Tout ceci s’incarne dans cette rhétorique qui est élaborée aujourd’hui par Donald Trump et qui veut que toute personne qui temporise le discours contre l’Islam ou favorise l’accueil des réfugiés syriens devient, à ses yeux, un complice du terrorisme. C’est le même processus qui a été employé à l’époque de l’invasion de l’Irak à laquelle je m’étais opposé, ce qui m’a d’ailleurs valu de très nombreuses menaces de mort. Le chant nationaliste de Donald Trump et celui qui avait été entonné afin de justifier l’invasion de l’Irak reposent, en réalité, sur l’exaltation personnelle et le racisme. Ce sont les deux courants qui le sous-tendent. Si vous vous opposez personnellement à cette exaltation nationaliste, vous confrontez la seule chose à laquelle beaucoup de citoyens désespérés se rattachent afin de se conférer un sentiment de puissance, de pouvoir, afin de définir leur identité. Lorsque les gens sont étouffés économiquement, cette rhétorique nationaliste, cet appel à la violence les réintègre en quelque sorte dans la tribu, dans la communauté de laquelle ils avaient été économiquement exclus. C’est pour cette raison que lorsque vous les confrontez, vous engendrez une si grande colère et autant de haine. C’est parce qu’ils n’ont plus rien d’autre à quoi se rattacher.

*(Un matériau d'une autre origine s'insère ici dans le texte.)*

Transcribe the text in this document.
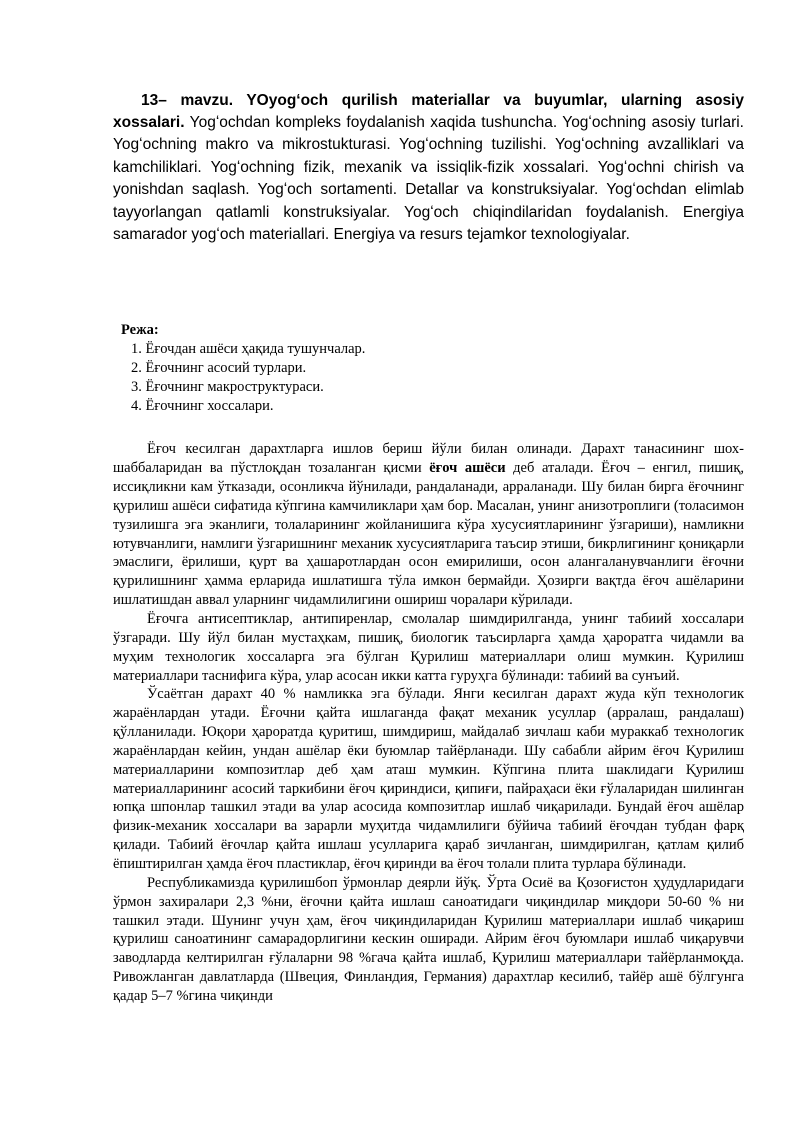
13– mavzu. YOyogʻoch qurilish materiallar va buyumlar, ularning asosiy xossalari. Yogʻochdan kompleks foydalanish xaqida tushuncha. Yogʻochning asosiy turlari. Yogʻochning makro va mikrostukturasi. Yogʻochning tuzilishi. Yogʻochning avzalliklari va kamchiliklari. Yogʻochning fizik, mexanik va issiqlik-fizik xossalari. Yogʻochni chirish va yonishdan saqlash. Yogʻoch sortamenti. Detallar va konstruksiyalar. Yogʻochdan elimlab tayyorlangan qatlamli konstruksiyalar. Yogʻoch chiqindilaridan foydalanish. Energiya samarador yogʻoch materiallari. Energiya va resurs tejamkor texnologiyalar.

Режа:
1. Ёғочдан ашёси ҳақида тушунчалар.
2. Ёғочнинг асосий турлари.
3. Ёғочнинг макроструктураси.
4. Ёғочнинг хоссалари.

Ёғоч кесилган дарахтларга ишлов бериш йўли билан олинади. Дарахт танасининг шох-шаббаларидан ва пўстлоқдан тозаланган қисми ёғоч ашёси деб аталади. Ёғоч – енгил, пишиқ, иссиқликни кам ўтказади, осонликча йўнилади, рандаланади, арраланади. Шу билан бирга ёғочнинг қурилиш ашёси сифатида кўпгина камчиликлари ҳам бор. Масалан, унинг анизотроплиги (толасимон тузилишга эга эканлиги, толаларининг жойланишига кўра хусусиятларининг ўзгариши), намликни ютувчанлиги, намлиги ўзгаришнинг механик хусусиятларига таъсир этиши, бикрлигининг қониқарли эмаслиги, ёрилиши, қурт ва ҳашаротлардан осон емирилиши, осон алангаланувчанлиги ёғочни қурилишнинг ҳамма ерларида ишлатишга тўла имкон бермайди. Ҳозирги вақтда ёғоч ашёларини ишлатишдан аввал уларнинг чидамлилигини ошириш чоралари кўрилади.

Ёғочга антисептиклар, антипиренлар, смолалар шимдирилганда, унинг табиий хоссалари ўзгаради. Шу йўл билан мустаҳкам, пишиқ, биологик таъсирларга ҳамда ҳароратга чидамли ва муҳим технологик хоссаларга эга бўлган Қурилиш материаллари олиш мумкин. Қурилиш материаллари таснифига кўра, улар асосан икки катта гуруҳга бўлинади: табиий ва сунъий.

Ўсаётган дарахт 40 % намликка эга бўлади. Янги кесилган дарахт жуда кўп технологик жараёнлардан утади. Ёғочни қайта ишлаганда фақат механик усуллар (арралаш, рандалаш) қўлланилади. Юқори ҳароратда қуритиш, шимдириш, майдалаб зичлаш каби мураккаб технологик жараёнлардан кейин, ундан ашёлар ёки буюмлар тайёрланади. Шу сабабли айрим ёғоч Қурилиш материалларини композитлар деб ҳам аташ мумкин. Кўпгина плита шаклидаги Қурилиш материалларининг асосий таркибини ёғоч қириндиси, қипиғи, пайраҳаси ёки ғўлаларидан шилинган юпқа шпонлар ташкил этади ва улар асосида композитлар ишлаб чиқарилади. Бундай ёғоч ашёлар физик-механик хоссалари ва зарарли муҳитда чидамлилиги бўйича табиий ёғочдан тубдан фарқ қилади. Табиий ёғочлар қайта ишлаш усулларига қараб зичланган, шимдирилган, қатлам қилиб ёпиштирилган ҳамда ёғоч пластиклар, ёғоч қиринди ва ёғоч толали плита турлара бўлинади.

Республикамизда қурилишбоп ўрмонлар деярли йўқ. Ўрта Осиё ва Қозоғистон ҳудудларидаги ўрмон захиралари 2,3 %ни, ёғочни қайта ишлаш саноатидаги чиқиндилар миқдори 50-60 % ни ташкил этади. Шунинг учун ҳам, ёғоч чиқиндиларидан Қурилиш материаллари ишлаб чиқариш қурилиш саноатининг самарадорлигини кескин оширади. Айрим ёғоч буюмлари ишлаб чиқарувчи заводларда келтирилган ғўлаларни 98 %гача қайта ишлаб, Қурилиш материаллари тайёрланмоқда. Ривожланган давлатларда (Швеция, Финландия, Германия) дарахтлар кесилиб, тайёр ашё бўлгунга қадар 5–7 %гина чиқинди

PLB : C’est le genre de réaction que nous voyons aujourd’hui en France où le président Hollande a incité les Français à afficher le drapeau tricolore à leur fenêtre et où la Marseillaise est entonnée publiquement dans de nombreuses manifestations publiques…

CH : Exactement. Après le 11 septembre, j’étais à New York et mon fils qui était à l’époque âgé de dix ans m’a demandé quelle était la différence entre ceux qui brandissaient d’énormes drapeaux américains par la fenêtre de leur voiture et ceux qui en brandissaient de plus petits. Je lui ai répondu que ceux qui brandissaient les plus gros drapeaux étaient les plus gros imbéciles. On voit ce même phénomène partout à travers le monde; je l’ai vu à Belgrade, en Argentine et partout où j’ai couvert l’actualité. Ce cancer du nationalisme est effrayant, dangereux. Quand les gens sont acculés à un cul-de-sac, avec ce sentiment de désespoir et de dépression, ils représentent une force dangereuse au sein de la société.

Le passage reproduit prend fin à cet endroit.